You should shoot Prores HQ in 1080p for the following jobs:

  • Chroma keying work
  • Heavy grading work with multiple recompressions and rendering jobs
  • Strict broadcast delivery (4:2:2 footage, sometimes 10-bit)

Should you use Prores LT or 422, or DNxHD 145?

For 1080p work, I recommend XAVC S over either Prores 422 or LT, or DNxHD 145. For the times you need Prores, you need HQ and the data cushion it provides (For DNxHD, it’s 220x).

Therefore, forget 422 and LT for 1080p work, unless you’re in a special case (see below).

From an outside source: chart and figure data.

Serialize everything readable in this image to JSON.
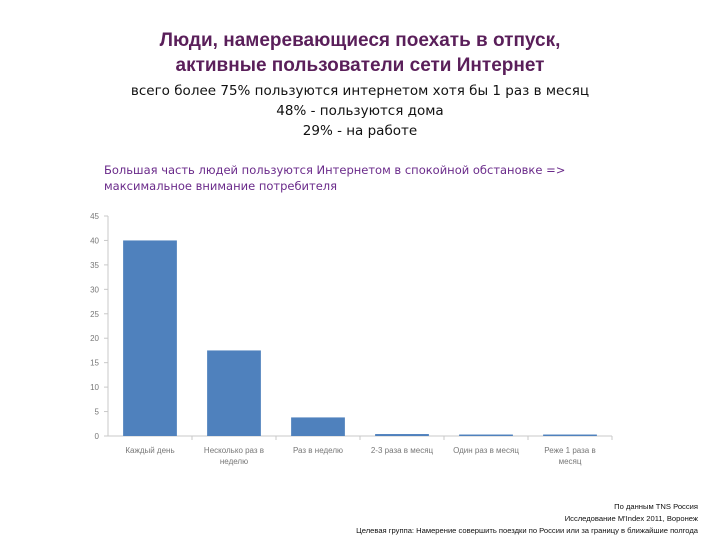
{
  "header": {
    "title_line1": "Люди, намеревающиеся поехать в отпуск,",
    "title_line2": "активные пользователи сети Интернет"
  },
  "stats": {
    "line1": "всего более 75% пользуются интернетом хотя бы 1 раз в месяц",
    "line2": "48% - пользуются дома",
    "line3": "29% - на работе"
  },
  "note": {
    "line1": "Большая часть людей пользуются Интернетом в спокойной обстановке =>",
    "line2": "максимальное внимание потребителя"
  },
  "chart_data": {
    "type": "bar",
    "categories": [
      [
        "Каждый день"
      ],
      [
        "Несколько раз в",
        "неделю"
      ],
      [
        "Раз в неделю"
      ],
      [
        "2-3 раза в месяц"
      ],
      [
        "Один раз в месяц"
      ],
      [
        "Реже 1 раза в",
        "месяц"
      ]
    ],
    "values": [
      40,
      17.5,
      3.8,
      0.4,
      0.3,
      0.3
    ],
    "ylim": [
      0,
      45
    ],
    "yticks": [
      0,
      5,
      10,
      15,
      20,
      25,
      30,
      35,
      40,
      45
    ],
    "ytick_labels": [
      "0",
      "5",
      "10",
      "15",
      "20",
      "25",
      "30",
      "35",
      "40",
      "45"
    ],
    "grid": false,
    "bar_color": "#4f81bd"
  },
  "footer": {
    "line1": "По данным TNS Россия",
    "line2": "Исследование M'Index 2011, Воронеж",
    "line3": "Целевая группа: Намерение совершить поездки по России или за границу в ближайшие полгода"
  }
}
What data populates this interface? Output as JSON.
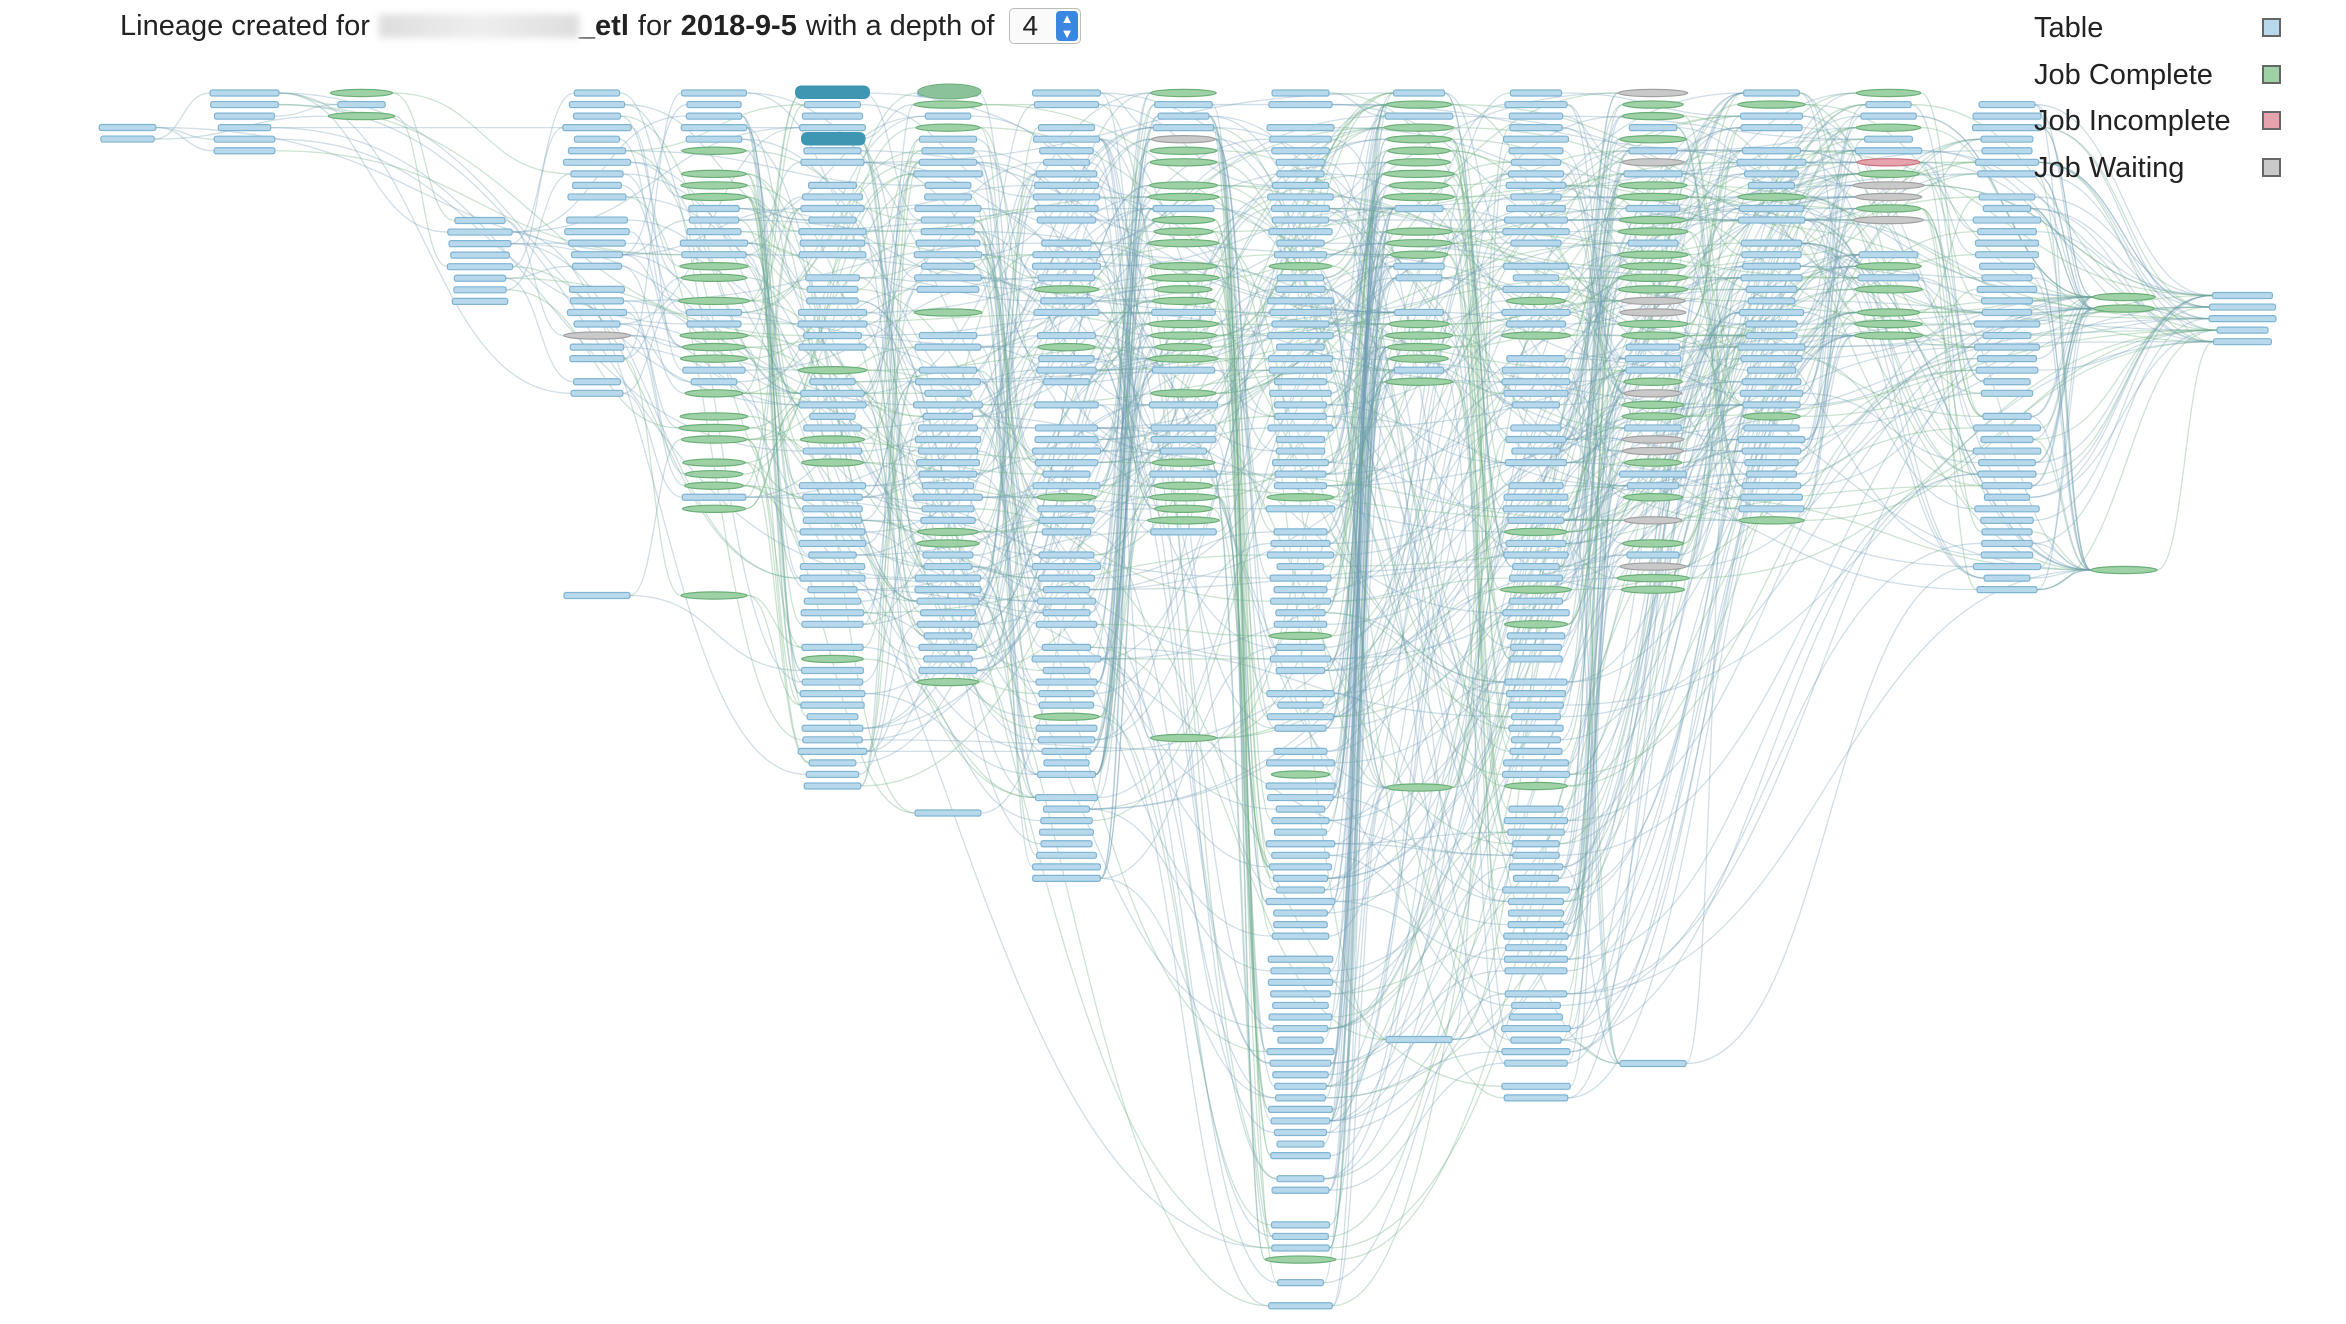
{
  "header": {
    "prefix": "Lineage created for",
    "name": "_etl",
    "middle": "for",
    "date": "2018-9-5",
    "suffix": "with a depth of",
    "depth": "4"
  },
  "legend": [
    {
      "label": "Table",
      "color": "#b8d9ec"
    },
    {
      "label": "Job Complete",
      "color": "#9ed2a6"
    },
    {
      "label": "Job Incomplete",
      "color": "#e6a2ad"
    },
    {
      "label": "Job Waiting",
      "color": "#c9c9c9"
    }
  ]
}
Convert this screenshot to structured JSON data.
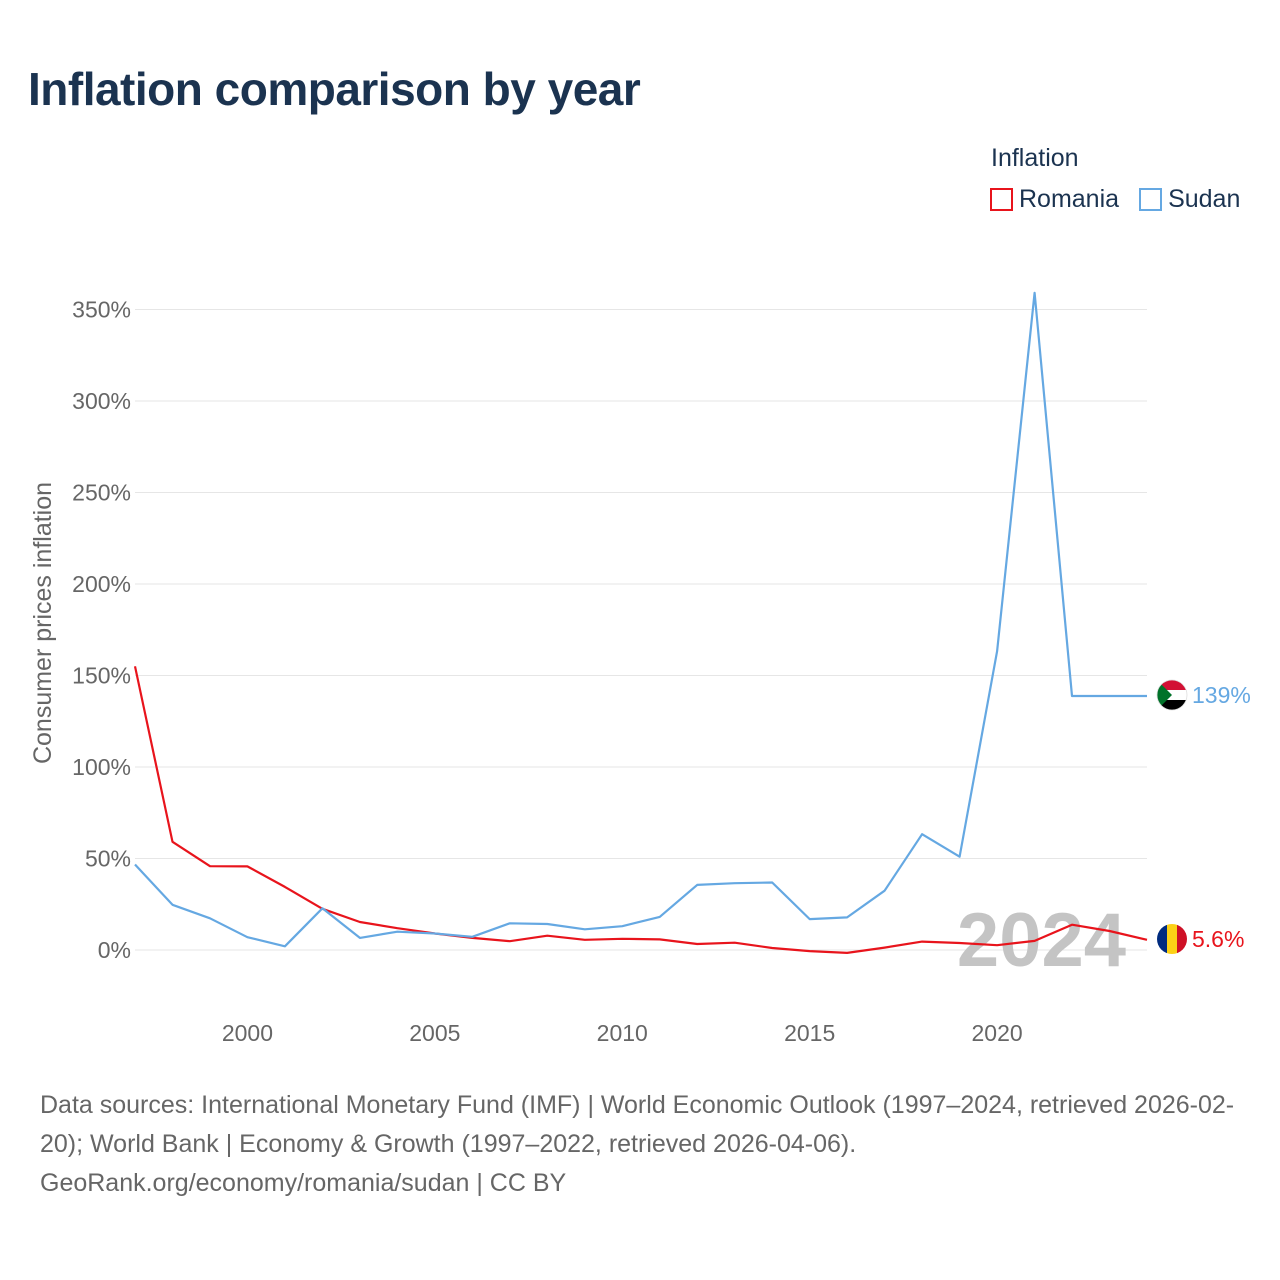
{
  "title": "Inflation comparison by year",
  "legend": {
    "title": "Inflation",
    "items": [
      {
        "name": "Romania",
        "color": "#e8141c"
      },
      {
        "name": "Sudan",
        "color": "#65a8e2"
      }
    ]
  },
  "year_watermark": "2024",
  "end_labels": {
    "sudan": "139%",
    "romania": "5.6%"
  },
  "footer": {
    "sources": "Data sources: International Monetary Fund (IMF) | World Economic Outlook (1997–2024, retrieved 2026-02-20); World Bank | Economy & Growth (1997–2022, retrieved 2026-04-06).",
    "credit": "GeoRank.org/economy/romania/sudan | CC BY"
  },
  "chart_data": {
    "type": "line",
    "title": "Inflation comparison by year",
    "xlabel": "",
    "ylabel": "Consumer prices inflation",
    "xlim": [
      1997,
      2024
    ],
    "ylim": [
      -15,
      370
    ],
    "x_ticks": [
      2000,
      2005,
      2010,
      2015,
      2020
    ],
    "y_ticks": [
      0,
      50,
      100,
      150,
      200,
      250,
      300,
      350
    ],
    "y_tick_labels": [
      "0%",
      "50%",
      "100%",
      "150%",
      "200%",
      "250%",
      "300%",
      "350%"
    ],
    "grid": true,
    "legend_position": "top-right",
    "x": [
      1997,
      1998,
      1999,
      2000,
      2001,
      2002,
      2003,
      2004,
      2005,
      2006,
      2007,
      2008,
      2009,
      2010,
      2011,
      2012,
      2013,
      2014,
      2015,
      2016,
      2017,
      2018,
      2019,
      2020,
      2021,
      2022,
      2023,
      2024
    ],
    "series": [
      {
        "name": "Romania",
        "color": "#e8141c",
        "values": [
          155,
          59.1,
          45.8,
          45.7,
          34.5,
          22.5,
          15.3,
          11.9,
          9.0,
          6.6,
          4.8,
          7.8,
          5.6,
          6.1,
          5.8,
          3.3,
          4.0,
          1.1,
          -0.6,
          -1.6,
          1.3,
          4.6,
          3.8,
          2.6,
          5.0,
          13.8,
          10.4,
          5.6
        ]
      },
      {
        "name": "Sudan",
        "color": "#65a8e2",
        "values": [
          46.7,
          24.7,
          17.3,
          7.0,
          2.0,
          22.8,
          6.6,
          10.0,
          9.0,
          7.2,
          14.6,
          14.2,
          11.3,
          13.0,
          18.1,
          35.6,
          36.5,
          36.9,
          16.9,
          17.8,
          32.4,
          63.3,
          51.0,
          163.3,
          359.1,
          138.8,
          138.8,
          138.8
        ]
      }
    ]
  }
}
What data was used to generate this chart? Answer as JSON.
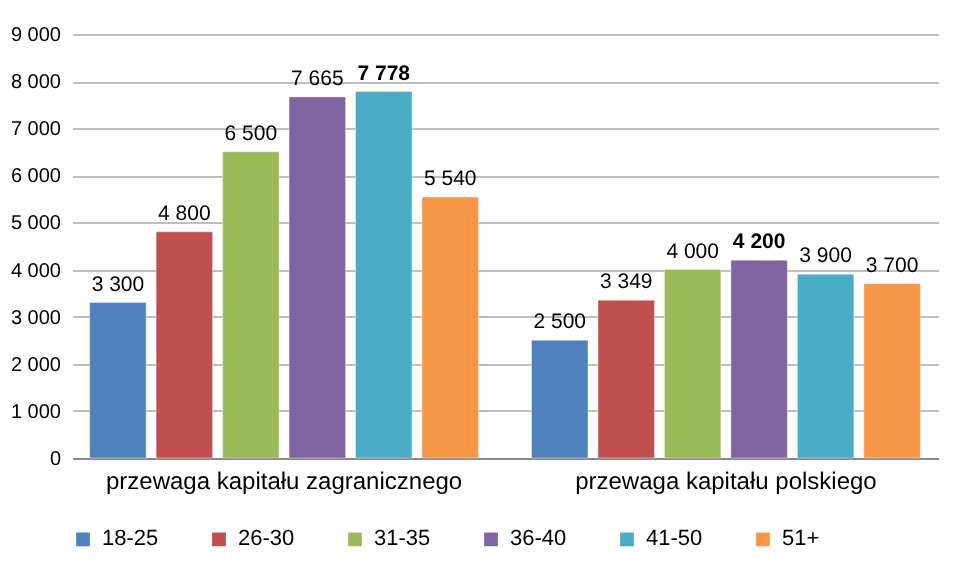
{
  "chart_data": {
    "type": "bar",
    "categories": [
      "przewaga kapitału zagranicznego",
      "przewaga kapitału polskiego"
    ],
    "series": [
      {
        "name": "18-25",
        "color": "#4f81bd",
        "values": [
          3300,
          2500
        ]
      },
      {
        "name": "26-30",
        "color": "#c0504d",
        "values": [
          4800,
          3349
        ]
      },
      {
        "name": "31-35",
        "color": "#9bbb59",
        "values": [
          6500,
          4000
        ]
      },
      {
        "name": "36-40",
        "color": "#8064a2",
        "values": [
          7665,
          4200
        ]
      },
      {
        "name": "41-50",
        "color": "#4bacc6",
        "values": [
          7778,
          3900
        ]
      },
      {
        "name": "51+",
        "color": "#f79646",
        "values": [
          5540,
          3700
        ]
      }
    ],
    "ylim": [
      0,
      9000
    ],
    "yticks": [
      0,
      1000,
      2000,
      3000,
      4000,
      5000,
      6000,
      7000,
      8000,
      9000
    ],
    "grid": "y",
    "legend": "bottom",
    "data_labels": true
  }
}
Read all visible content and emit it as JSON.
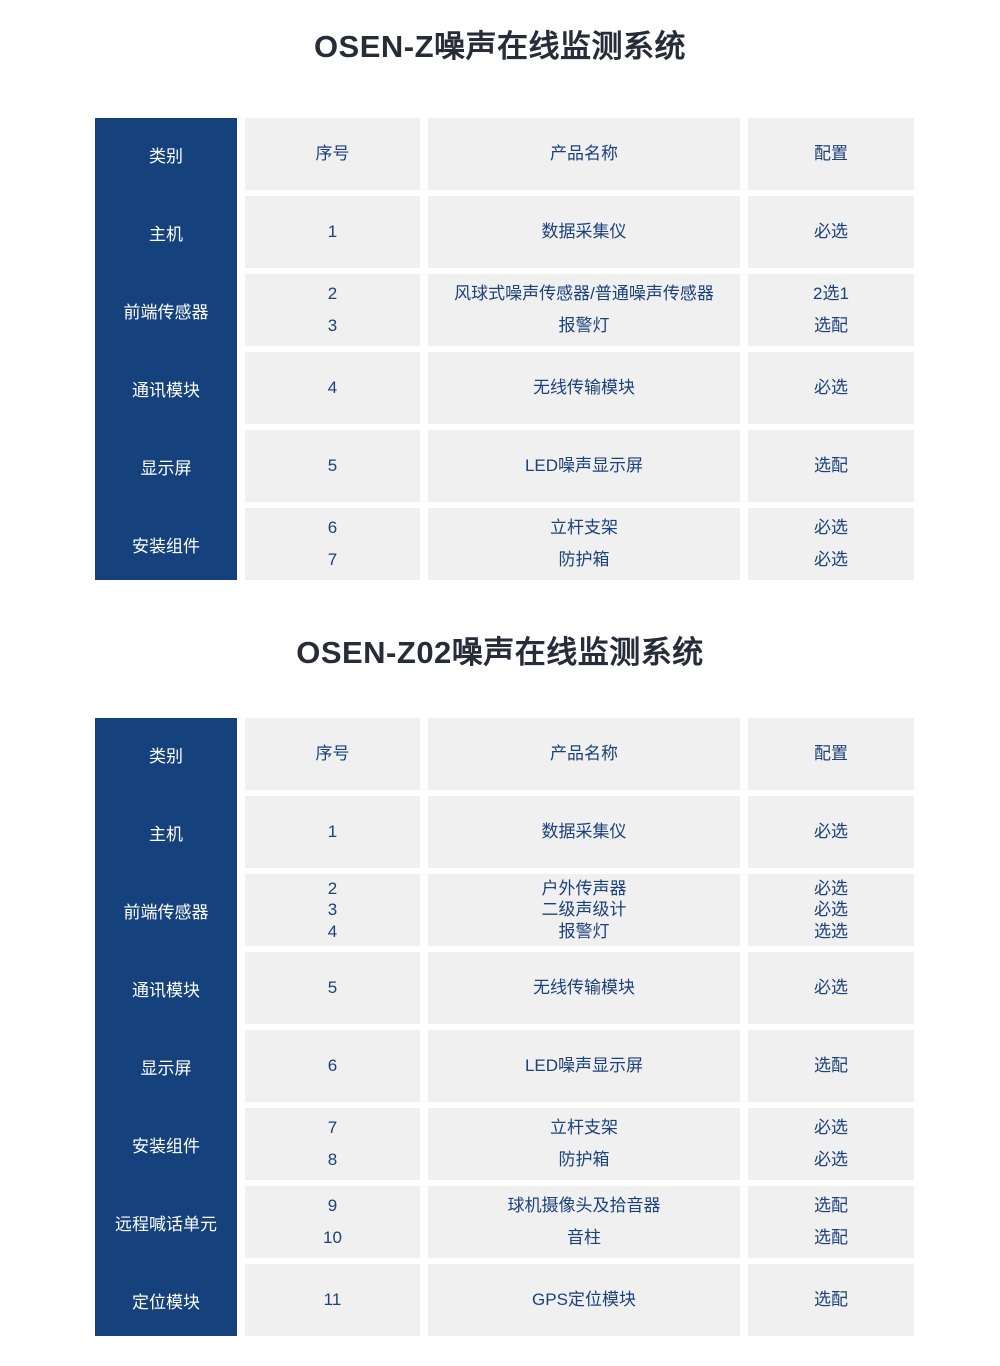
{
  "colors": {
    "sidebar_bg": "#15427c",
    "cell_bg": "#f0f0f0",
    "cell_text": "#1b4179",
    "title_text": "#272d38"
  },
  "tables": [
    {
      "title": "OSEN-Z噪声在线监测系统",
      "headers": {
        "category": "类别",
        "index": "序号",
        "product": "产品名称",
        "config": "配置"
      },
      "rows": [
        {
          "category": "主机",
          "indices": [
            "1"
          ],
          "products": [
            "数据采集仪"
          ],
          "configs": [
            "必选"
          ]
        },
        {
          "category": "前端传感器",
          "indices": [
            "2",
            "3"
          ],
          "products": [
            "风球式噪声传感器/普通噪声传感器",
            "报警灯"
          ],
          "configs": [
            "2选1",
            "选配"
          ]
        },
        {
          "category": "通讯模块",
          "indices": [
            "4"
          ],
          "products": [
            "无线传输模块"
          ],
          "configs": [
            "必选"
          ]
        },
        {
          "category": "显示屏",
          "indices": [
            "5"
          ],
          "products": [
            "LED噪声显示屏"
          ],
          "configs": [
            "选配"
          ]
        },
        {
          "category": "安装组件",
          "indices": [
            "6",
            "7"
          ],
          "products": [
            "立杆支架",
            "防护箱"
          ],
          "configs": [
            "必选",
            "必选"
          ]
        }
      ]
    },
    {
      "title": "OSEN-Z02噪声在线监测系统",
      "headers": {
        "category": "类别",
        "index": "序号",
        "product": "产品名称",
        "config": "配置"
      },
      "rows": [
        {
          "category": "主机",
          "indices": [
            "1"
          ],
          "products": [
            "数据采集仪"
          ],
          "configs": [
            "必选"
          ]
        },
        {
          "category": "前端传感器",
          "indices": [
            "2",
            "3",
            "4"
          ],
          "products": [
            "户外传声器",
            "二级声级计",
            "报警灯"
          ],
          "configs": [
            "必选",
            "必选",
            "选选"
          ]
        },
        {
          "category": "通讯模块",
          "indices": [
            "5"
          ],
          "products": [
            "无线传输模块"
          ],
          "configs": [
            "必选"
          ]
        },
        {
          "category": "显示屏",
          "indices": [
            "6"
          ],
          "products": [
            "LED噪声显示屏"
          ],
          "configs": [
            "选配"
          ]
        },
        {
          "category": "安装组件",
          "indices": [
            "7",
            "8"
          ],
          "products": [
            "立杆支架",
            "防护箱"
          ],
          "configs": [
            "必选",
            "必选"
          ]
        },
        {
          "category": "远程喊话单元",
          "indices": [
            "9",
            "10"
          ],
          "products": [
            "球机摄像头及拾音器",
            "音柱"
          ],
          "configs": [
            "选配",
            "选配"
          ]
        },
        {
          "category": "定位模块",
          "indices": [
            "11"
          ],
          "products": [
            "GPS定位模块"
          ],
          "configs": [
            "选配"
          ]
        }
      ]
    }
  ]
}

When should you NOT shoot Prores?

If you’re a Windows user, avoid Prores.

I’m grading my movie or project in Resolve or Speedgrade. Should I choose XAVC S or Prores HQ or DNxHD 220x?

Choose XAVC S for all normal to medium grading work, which is 99% of projects, even cinema-quality ones.

How do you know when to use Prores HQ or DNxHD 220x? Here are some questions to ask yourself:

  • Will I use more than one power window or mask?
  • Is there any compositing work involved?
  • Will my work be sent to a post house or studio who will convert to Prores anyway?
  • Is my work intended to be delivered to broadcast (10-bit, 4:2:2)?

If the answer to any of the above is yes, then shoot Prores/DNxHD. If yes only to the third and/or fourth one, you can shoot Prores 422 or LT, or DNxHD 145.